Representatives from the Census Bureau and its advertising agency, VMLY&R, did not respond to repeated requests for comment about this story.

Vargas’ organization, along with more than 100 others, urged congressional leaders in a letter last week to have the Census Bureau do more to reach hard-to-count communities amid the pandemic. They noted past counts have missed millions, including minorities, immigrants, renters, the elderly and young children.

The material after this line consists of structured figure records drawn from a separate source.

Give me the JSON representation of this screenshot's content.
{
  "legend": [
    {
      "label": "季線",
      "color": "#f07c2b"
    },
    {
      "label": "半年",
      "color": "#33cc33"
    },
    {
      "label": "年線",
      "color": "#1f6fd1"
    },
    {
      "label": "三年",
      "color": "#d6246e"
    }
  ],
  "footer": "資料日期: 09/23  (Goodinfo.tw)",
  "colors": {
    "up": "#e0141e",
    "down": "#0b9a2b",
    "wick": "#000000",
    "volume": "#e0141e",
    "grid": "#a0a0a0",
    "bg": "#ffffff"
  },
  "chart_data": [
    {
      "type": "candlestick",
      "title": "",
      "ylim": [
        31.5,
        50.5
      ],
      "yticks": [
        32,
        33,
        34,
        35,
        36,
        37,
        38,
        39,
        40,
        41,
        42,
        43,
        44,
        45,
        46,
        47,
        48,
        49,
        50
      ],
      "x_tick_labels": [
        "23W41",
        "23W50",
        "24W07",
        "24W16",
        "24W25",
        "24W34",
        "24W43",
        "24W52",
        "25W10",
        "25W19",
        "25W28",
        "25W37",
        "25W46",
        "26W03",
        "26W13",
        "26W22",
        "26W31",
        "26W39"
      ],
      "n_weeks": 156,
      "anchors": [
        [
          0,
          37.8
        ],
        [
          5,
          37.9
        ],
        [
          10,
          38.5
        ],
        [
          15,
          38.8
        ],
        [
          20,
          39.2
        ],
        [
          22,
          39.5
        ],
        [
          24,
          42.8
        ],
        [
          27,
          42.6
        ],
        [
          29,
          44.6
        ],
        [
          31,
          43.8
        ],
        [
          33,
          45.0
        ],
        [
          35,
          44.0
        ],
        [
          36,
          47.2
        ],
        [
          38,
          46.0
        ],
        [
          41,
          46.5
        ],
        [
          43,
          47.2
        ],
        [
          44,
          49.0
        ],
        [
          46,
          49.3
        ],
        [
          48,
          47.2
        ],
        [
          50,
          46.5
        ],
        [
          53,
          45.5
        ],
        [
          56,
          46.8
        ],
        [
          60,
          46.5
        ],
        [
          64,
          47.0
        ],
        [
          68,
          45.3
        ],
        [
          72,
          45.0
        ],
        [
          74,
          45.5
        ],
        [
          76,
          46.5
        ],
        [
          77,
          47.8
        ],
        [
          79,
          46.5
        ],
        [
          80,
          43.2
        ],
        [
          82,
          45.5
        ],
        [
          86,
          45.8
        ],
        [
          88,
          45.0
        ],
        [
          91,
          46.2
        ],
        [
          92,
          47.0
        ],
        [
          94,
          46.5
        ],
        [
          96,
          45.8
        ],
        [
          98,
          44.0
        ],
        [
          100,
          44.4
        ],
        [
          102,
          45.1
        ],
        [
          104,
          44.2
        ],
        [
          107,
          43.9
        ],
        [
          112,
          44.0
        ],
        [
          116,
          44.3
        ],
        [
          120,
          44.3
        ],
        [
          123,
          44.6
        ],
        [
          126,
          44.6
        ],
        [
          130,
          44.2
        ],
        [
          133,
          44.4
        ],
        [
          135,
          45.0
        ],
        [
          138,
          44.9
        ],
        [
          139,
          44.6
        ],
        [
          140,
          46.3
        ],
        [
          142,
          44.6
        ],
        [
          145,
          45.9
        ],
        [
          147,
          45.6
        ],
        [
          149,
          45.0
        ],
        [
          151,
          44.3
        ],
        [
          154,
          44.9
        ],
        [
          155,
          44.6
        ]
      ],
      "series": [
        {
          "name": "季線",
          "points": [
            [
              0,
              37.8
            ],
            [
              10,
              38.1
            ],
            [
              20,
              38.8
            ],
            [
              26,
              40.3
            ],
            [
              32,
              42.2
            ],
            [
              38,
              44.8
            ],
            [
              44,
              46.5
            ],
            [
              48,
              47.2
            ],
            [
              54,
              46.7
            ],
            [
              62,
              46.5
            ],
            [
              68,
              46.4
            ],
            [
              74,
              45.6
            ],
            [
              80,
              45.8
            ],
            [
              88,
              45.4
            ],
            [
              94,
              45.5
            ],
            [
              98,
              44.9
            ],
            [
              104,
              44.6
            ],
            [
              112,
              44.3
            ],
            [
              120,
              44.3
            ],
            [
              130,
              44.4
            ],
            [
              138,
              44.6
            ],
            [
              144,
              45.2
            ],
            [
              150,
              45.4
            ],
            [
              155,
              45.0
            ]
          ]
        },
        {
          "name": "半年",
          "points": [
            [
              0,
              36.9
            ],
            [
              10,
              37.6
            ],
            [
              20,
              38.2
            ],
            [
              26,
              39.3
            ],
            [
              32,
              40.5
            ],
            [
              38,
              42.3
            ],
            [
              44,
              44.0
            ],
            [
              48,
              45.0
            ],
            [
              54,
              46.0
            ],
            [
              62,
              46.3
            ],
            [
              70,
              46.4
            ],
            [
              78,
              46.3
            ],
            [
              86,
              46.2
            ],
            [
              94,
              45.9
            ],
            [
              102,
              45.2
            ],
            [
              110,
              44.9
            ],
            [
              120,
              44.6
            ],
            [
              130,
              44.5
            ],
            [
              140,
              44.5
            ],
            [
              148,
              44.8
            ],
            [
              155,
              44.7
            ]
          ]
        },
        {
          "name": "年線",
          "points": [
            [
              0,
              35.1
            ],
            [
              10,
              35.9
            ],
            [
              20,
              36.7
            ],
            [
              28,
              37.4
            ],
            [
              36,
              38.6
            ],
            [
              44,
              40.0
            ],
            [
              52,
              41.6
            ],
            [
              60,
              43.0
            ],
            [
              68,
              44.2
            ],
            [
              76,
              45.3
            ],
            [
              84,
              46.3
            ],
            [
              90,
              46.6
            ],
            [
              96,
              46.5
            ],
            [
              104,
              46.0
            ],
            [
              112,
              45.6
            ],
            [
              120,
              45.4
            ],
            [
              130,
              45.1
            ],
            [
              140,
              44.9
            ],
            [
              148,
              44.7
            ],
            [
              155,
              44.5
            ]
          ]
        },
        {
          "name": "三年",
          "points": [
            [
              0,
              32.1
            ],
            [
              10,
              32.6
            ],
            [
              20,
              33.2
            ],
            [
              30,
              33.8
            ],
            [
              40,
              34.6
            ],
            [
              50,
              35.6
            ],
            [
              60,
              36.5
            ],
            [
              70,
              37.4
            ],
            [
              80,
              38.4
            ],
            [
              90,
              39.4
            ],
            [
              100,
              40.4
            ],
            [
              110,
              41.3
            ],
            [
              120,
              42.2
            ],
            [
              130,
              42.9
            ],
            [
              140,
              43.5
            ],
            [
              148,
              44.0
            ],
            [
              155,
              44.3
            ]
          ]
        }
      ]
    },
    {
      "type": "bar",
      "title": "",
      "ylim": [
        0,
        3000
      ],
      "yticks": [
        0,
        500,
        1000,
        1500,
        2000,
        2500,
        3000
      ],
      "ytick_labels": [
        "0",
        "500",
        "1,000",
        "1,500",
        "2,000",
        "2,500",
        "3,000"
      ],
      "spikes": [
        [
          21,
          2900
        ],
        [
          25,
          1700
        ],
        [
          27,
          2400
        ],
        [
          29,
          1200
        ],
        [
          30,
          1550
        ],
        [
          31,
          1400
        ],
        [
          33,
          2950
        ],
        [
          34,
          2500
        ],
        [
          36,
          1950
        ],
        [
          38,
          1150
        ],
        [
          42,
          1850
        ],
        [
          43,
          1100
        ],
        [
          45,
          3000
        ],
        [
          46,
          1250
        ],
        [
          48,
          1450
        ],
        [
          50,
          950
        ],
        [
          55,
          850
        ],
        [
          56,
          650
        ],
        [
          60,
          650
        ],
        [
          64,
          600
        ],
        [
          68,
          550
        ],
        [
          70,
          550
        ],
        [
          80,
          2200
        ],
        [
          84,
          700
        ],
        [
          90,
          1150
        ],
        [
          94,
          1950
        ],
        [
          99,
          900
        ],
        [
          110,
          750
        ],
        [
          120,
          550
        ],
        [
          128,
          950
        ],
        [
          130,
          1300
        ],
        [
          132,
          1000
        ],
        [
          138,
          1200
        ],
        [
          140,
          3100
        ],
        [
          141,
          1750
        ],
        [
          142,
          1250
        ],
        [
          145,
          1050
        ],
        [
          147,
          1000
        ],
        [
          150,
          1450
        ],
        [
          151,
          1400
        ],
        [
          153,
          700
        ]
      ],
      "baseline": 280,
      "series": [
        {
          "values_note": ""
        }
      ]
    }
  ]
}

The groups called for the Census Bureau to send out more paper questionnaires, add more languages and adjust its “mobile questionnaire assistance” effort. One of many plans disrupted by the pandemic, the Census Bureau initially planned to send “mobile questionnaire assistance” staff to community events and public gatherings, rather than create physical outreach offices.

Signatories also want the agency to update all of its advertising to emphasize the importance of responding to the census, and its uses for public health. Vargas said it’s been frustrating to watch the Census Bureau update its English-language advertisements, but not those in Spanish, when diverse communities have been much harder hit by the coronavirus.

“Not to change its messaging toward Spanish-speaking audiences about why the census is important today, it is like the Census Bureau has turned a deaf ear to the Spanish language population in the United States in terms of its messaging,” Vargas said.

A Government Accountability Office report released last week on 2020 census outreach efforts said the agency told investigators it planned to add $160 million to its advertising campaign.

The report also noted that the pandemic added to existing difficulties the agency had, including bringing on local staff late.

“Given the effect of the COVID-19 outbreak on partner activities, having partnership specialists onboarded and partnerships formed later than anticipated meant several months less time for in-person community engagement and education activities leading up to the census in some areas,” the report said.